Coronavirus: a ‘new normal’ for Spanish tourism

Out-Law Analysis | 27 May 2020 | 1:44 pm | 2 min. read

As some of the restrictions imposed on daily life in Spain in response to the Covid-19 pandemic are lifted, the country’s tourism sector and hotel industry continue to face difficult times.

People and businesses in Spain are beginning to experience more freedom, albeit subject to limitations, as the government’s plan to restore normality continues. However, the measures imposed on hotels and leisure activities by the government are stronger than in many other business sectors due to their connection with travel, and there is currently no certainty around when these restrictions will be lifted.

Tourism can be broken down into three main areas: travel to a different location; having a hotel or somewhere else to stay when you get there; and leisure and cultural activities. The Covid-19 restrictions impact on all three of these areas.

Restrictions on travel

The toughest restrictive measures imposed by the Spanish government are those relating to travel. Travel inside Spain is currently geographically restricted. People cannot currently travel outside of the province in which they live other than for authorised reasons, such as those to do with work or family.

Ultimately, the shape of the holiday season in Spain this year will be determined by people's behaviour and the pattern established by the Spanish government based on the progress of the pandemic.

Only 13 Spanish airports are currently authorised to operate international flights. However, all international travellers are being quarantined for a period of 14 days from arrival into Spain until the end of the state of emergency - currently 6 June, although this has already been extended several times.

The quarantine measures have a deterrent effect on international tourism. Although the EU has expressed its opposition to the quarantining of international travellers, the Spanish government is yet to change its position on this measure.

Restrictions on hotels

Along with the general restrictions on travel, hotels have also experienced specific restrictions.

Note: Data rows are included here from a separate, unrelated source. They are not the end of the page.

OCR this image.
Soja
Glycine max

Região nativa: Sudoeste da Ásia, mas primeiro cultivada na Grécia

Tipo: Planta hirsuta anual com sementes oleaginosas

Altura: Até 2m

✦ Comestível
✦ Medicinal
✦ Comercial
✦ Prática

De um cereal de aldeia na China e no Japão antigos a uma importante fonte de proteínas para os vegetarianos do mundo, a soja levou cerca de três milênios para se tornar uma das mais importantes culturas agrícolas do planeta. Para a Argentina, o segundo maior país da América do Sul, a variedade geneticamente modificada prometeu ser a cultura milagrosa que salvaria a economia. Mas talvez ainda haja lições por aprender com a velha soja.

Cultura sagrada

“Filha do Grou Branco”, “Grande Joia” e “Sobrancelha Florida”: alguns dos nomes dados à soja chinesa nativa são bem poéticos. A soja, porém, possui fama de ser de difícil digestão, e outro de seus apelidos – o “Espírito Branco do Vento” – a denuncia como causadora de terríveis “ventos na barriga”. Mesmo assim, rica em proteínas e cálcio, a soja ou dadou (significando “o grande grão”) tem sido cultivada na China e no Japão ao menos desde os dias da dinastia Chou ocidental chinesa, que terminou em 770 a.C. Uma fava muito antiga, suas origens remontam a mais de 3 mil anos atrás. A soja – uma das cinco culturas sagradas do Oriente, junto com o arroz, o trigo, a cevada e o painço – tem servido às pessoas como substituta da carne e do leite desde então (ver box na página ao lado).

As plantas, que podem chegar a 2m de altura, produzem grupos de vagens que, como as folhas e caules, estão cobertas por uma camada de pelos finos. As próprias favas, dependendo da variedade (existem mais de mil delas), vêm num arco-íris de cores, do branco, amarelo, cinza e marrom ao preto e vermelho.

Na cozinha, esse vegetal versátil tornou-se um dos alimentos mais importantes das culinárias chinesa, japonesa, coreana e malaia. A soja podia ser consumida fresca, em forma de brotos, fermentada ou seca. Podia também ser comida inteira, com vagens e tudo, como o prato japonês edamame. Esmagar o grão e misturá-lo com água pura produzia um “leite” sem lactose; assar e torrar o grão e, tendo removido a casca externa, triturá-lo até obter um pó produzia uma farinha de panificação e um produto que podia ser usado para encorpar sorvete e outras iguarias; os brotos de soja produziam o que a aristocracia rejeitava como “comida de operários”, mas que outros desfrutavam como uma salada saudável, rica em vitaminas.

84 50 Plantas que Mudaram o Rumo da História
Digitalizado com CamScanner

During the strict lockdown, hotels in Spain were forced to close and some were even used as temporary hospitals. The restrictions on hotels will be relaxed according to a de-escalation calendar set by the government. Re-opening will also depend on the economy, as it is necessary that people be allowed to travel.

The use of common areas in hotels is currently restricted, but there are no restrictions on hotel capacity. However, as people are not allowed to travel outside of their own province, hotel operators are not expecting high levels of occupancy until the situation returns to normal.

Restrictions on leisure and cultural activities

The third 'leg' of tourism - leisure and cultural activities - is also affected by the measures. The government's plan implies a progressive opening of cultural and leisure attractions that limits their occupancy and capacity. The measures are linked to the type of activity and whether it takes place inside or outside. The main objective of the measures is to avoid large gatherings when the activity is happening.

Going to the beach, which is one of the main activities in Spain during the summer holidays, will be allowed in the final stage of the government's de-escalation plans. Most of the municipalities with beaches are working on solutions to avoid large gatherings on beaches this summer.

Tourism industry associations have expressed their concern about the holiday season. Tourism is a key sector of the Spanish economy and is the source of employment for many. However, although the industry would like to see as strong a tourism season as possible, it must be borne in mind that lots of people are still afraid, while the permitted activities will be those determined by the government. Ultimately, the shape of the holiday season in Spain this year will be determined by people's behaviour and the pattern established by the Spanish government based on the progress of the pandemic.

The tourism industry has taken two steps ahead of the holiday season. First, they have asked the government to allow international travellers to spend their holidays in Spain - particularly those from the UK and Germany, for whom Spain is already a preferred holiday destination. Their presence would require hiring a large workforce and result in an increase to the sector's income. Secondly, the industry has asked Spaniards to spend their holidays in Spain to help the sector. Obviously, the results of these two requests will depend on the evolution of the state of alarm and pandemic situation.